Bem, restou voltar à Paris: chegamos na Champs-Elysées por volta das 19h30, para fazer um lanche rápido (derramei a bandeja do McDonald’s com os lanches meu e da Cris facepalm). Antes de voltar para o norte gelado, ainda deu tempo de rever alguns amigos de Paris, aos pés do Arco do Truinfo (na verdade, há uns 200m de distância): Cássio, Luciano, Jocimar, Carlos Eduardo e a Manuela, veterana deles. E aqui terminou a visita!





Primeira visita à Paris

1 10 2009

Sabado, fui para Paris pela primeira vez… já tinha passado por la, mas apenas no aeroporto, que não fica exatamente em Paris, logo, essa não conta! Esta viagem foi organizada pelo Club time, associação dos estrangeiros aqui da école, e pela minha professora de francês, Mlle. Catsiapis. Saimos da residência às 6 horas da manha, para chegar a Paris as nove em ponto. Descemos no 5° arrondisement (distrito), perto do Jardim de Luxemburgo. Neste jardim, encontra-se um palácio construído pela rainha Maria de Medicis, e que hoje em dia é a sede do poder legislativo francês. Conheci o Panteão também, que fica a poucos metros dali.
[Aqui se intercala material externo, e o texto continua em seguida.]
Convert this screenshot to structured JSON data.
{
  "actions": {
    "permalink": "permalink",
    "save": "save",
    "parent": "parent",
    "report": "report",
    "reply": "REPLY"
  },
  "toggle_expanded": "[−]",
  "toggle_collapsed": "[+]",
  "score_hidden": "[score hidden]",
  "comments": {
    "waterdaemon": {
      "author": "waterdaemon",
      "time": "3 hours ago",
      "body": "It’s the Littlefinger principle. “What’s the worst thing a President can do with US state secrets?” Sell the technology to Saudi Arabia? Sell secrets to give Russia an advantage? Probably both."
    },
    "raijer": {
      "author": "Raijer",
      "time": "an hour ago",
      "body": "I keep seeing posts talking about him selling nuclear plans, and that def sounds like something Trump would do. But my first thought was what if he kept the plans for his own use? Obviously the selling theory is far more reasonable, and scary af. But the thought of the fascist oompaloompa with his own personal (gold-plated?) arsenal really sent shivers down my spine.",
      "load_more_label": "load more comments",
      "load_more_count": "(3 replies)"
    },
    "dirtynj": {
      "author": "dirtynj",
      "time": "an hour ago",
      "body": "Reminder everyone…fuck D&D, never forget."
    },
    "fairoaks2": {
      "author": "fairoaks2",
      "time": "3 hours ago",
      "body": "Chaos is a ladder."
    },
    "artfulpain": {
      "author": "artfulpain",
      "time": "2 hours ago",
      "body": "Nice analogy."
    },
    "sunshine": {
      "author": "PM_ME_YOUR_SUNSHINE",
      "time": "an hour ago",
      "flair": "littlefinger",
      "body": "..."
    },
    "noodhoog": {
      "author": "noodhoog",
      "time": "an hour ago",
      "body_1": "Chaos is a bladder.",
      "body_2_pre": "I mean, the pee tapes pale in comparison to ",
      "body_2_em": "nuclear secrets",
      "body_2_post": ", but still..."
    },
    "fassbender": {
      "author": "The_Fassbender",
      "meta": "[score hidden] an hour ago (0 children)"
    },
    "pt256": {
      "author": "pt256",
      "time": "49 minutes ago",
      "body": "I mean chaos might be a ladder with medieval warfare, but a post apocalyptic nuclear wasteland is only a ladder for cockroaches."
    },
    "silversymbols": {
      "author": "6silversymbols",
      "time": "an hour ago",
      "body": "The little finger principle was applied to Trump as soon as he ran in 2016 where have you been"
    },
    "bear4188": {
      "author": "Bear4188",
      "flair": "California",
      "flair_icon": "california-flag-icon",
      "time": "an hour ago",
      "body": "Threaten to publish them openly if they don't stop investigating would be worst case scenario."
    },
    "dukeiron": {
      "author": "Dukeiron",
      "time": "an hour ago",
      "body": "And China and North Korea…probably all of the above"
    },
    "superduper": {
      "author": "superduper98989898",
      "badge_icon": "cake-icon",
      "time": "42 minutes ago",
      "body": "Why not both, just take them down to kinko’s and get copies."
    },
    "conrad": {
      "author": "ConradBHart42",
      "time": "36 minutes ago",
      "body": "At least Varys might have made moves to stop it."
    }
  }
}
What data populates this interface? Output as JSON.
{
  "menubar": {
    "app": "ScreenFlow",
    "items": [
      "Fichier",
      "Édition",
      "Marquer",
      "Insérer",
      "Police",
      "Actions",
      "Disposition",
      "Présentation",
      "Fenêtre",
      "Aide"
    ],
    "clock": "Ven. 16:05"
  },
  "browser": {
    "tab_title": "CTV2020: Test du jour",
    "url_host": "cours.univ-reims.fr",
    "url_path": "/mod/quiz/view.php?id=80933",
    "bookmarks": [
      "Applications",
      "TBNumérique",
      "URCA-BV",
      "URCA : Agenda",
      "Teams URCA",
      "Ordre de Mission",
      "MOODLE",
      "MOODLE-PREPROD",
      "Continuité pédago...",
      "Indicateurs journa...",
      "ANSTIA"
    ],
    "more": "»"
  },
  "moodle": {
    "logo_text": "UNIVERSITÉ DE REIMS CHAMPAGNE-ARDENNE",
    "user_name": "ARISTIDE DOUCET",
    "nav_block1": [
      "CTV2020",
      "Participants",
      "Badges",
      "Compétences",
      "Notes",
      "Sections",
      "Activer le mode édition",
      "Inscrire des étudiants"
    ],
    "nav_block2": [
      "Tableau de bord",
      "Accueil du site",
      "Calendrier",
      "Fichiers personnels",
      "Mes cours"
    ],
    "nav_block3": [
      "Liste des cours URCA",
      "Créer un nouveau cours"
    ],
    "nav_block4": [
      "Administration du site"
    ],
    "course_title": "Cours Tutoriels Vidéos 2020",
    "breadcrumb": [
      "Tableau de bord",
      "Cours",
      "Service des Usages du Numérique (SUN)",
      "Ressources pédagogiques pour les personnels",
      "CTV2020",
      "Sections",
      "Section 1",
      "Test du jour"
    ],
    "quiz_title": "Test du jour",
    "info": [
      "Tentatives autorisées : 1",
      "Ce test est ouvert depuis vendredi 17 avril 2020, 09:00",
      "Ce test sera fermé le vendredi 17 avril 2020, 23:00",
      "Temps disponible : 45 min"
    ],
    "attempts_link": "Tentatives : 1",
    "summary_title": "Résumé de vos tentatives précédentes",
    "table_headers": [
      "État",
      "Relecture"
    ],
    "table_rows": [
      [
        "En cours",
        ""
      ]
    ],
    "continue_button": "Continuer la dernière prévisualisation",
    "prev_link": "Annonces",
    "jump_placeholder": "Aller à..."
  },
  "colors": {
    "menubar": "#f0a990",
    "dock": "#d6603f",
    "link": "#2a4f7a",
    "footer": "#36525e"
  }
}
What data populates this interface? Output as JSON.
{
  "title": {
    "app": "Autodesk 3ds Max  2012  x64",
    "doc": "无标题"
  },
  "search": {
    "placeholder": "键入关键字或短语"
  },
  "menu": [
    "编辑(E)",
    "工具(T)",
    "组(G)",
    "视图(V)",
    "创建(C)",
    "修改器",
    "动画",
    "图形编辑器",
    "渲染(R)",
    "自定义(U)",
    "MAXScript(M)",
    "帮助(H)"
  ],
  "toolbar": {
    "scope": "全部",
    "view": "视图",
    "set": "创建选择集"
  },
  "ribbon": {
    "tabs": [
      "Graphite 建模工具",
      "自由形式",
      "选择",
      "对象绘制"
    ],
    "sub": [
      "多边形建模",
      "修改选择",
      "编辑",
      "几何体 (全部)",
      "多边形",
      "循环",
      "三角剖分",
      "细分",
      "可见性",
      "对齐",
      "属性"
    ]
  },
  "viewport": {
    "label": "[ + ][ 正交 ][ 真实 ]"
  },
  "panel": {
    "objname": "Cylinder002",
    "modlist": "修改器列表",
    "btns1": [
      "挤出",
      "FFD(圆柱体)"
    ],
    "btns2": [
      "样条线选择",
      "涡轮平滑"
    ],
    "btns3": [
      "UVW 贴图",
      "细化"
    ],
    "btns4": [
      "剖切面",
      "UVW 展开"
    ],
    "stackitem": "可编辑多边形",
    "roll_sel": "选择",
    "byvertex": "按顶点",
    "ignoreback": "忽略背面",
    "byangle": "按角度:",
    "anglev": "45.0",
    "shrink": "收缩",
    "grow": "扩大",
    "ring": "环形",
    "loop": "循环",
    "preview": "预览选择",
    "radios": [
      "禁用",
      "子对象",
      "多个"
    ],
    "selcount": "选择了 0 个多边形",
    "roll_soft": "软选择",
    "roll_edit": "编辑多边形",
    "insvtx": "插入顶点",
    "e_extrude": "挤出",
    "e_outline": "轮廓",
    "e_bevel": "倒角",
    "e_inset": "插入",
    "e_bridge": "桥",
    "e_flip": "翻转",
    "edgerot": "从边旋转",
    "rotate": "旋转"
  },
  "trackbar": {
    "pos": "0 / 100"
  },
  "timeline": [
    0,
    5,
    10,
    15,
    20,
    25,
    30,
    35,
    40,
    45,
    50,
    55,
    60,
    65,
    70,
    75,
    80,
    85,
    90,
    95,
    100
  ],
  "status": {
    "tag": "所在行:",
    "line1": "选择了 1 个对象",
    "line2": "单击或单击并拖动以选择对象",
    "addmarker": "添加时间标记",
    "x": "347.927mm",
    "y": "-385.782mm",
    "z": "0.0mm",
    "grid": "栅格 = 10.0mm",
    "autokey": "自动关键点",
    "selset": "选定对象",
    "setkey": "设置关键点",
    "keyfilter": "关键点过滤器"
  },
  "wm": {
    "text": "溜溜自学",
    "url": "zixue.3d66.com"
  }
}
A próxima parada seria a Catedral de Notre Dame, no coração de Paris, a Ile-de-France. A catedral é magnífica! Após passar por uma fila rápida, pude entrar e conferir a arquitetura única da catedral parisiense. Almoçamos, então, no Jardim de Tuileries, que fica em frente ao Museu do Louvre. Entramos no museu às 14h. O museu é surpreendente! Não apenas pelas obras la expostas, mas também pelo prédio em si: é enorme, e muito belo, não existe uma sala que seja simples, a arquitetura é sempre caprichada e esplendida.

Acho que não vi nem 20% do museu, devido à quantidade de galerias e salas que existem. Visitei os pontos principais: Louvre medieval, esculturas gregas (incluindo ai a Venus de Milo), Galeria de Apolo (magnífica com sua decoração dourada, e com a imensa quantidade de jóias e objetos feitos de pedras preciosas), Galerias de quadros italianos (aqui encontram-se quadros de Da Vinci, como a Madonna das Rochas e a Mona Lisa), assim como outras obras famosas que a gente sempre encontra nos livros de historia, Galerias de quadros franceses do século XIX, onde é possível ver varias obras fazendo referencia ao período napoleônico (pos-revoluçao), e as seções da antiguidade oriental (Mesopotâmia) e egípcia.

Após a visita ao museu, fomos para o hotel (que era bem ruinzinho) para nos vestirmos para o jantar elegante. O jantar elegante era em um restaurante no primeiro andar da Torre Eiffel, algo que vários franceses jamais fizeram. O preço era salgado, 70€, mas quem bancou foi o Club Time, que pelo visto suou muito para esta viagem. O cardápio: foie gras na entrada (patê de fígado de ganso), um prato com frango e batatas e a sobremesa era uma torta de cereja. Todos sempre acompanhados de pão, água e vinho francês. Após o jantar, passeamos com o ônibus por Paris para ver a cidade durante a noite, e terminamos o dia vendo a torre Eiffel cintilando, por volta da meia-noite.

Este foi meu sábado em Paris. No domingo, fomos ao Château de Versailles, mas isto fica para outro tópico. Coloquei a maioria das fotos já no Picasa, inclusive fotos de Lille. Elas estão agora linkadas na pagina ‘Fotos’, que eu não atualizava há algum tempo. As fotos explicam melhor este passeio do que palavras. Obrigado, e até a próxima postagem!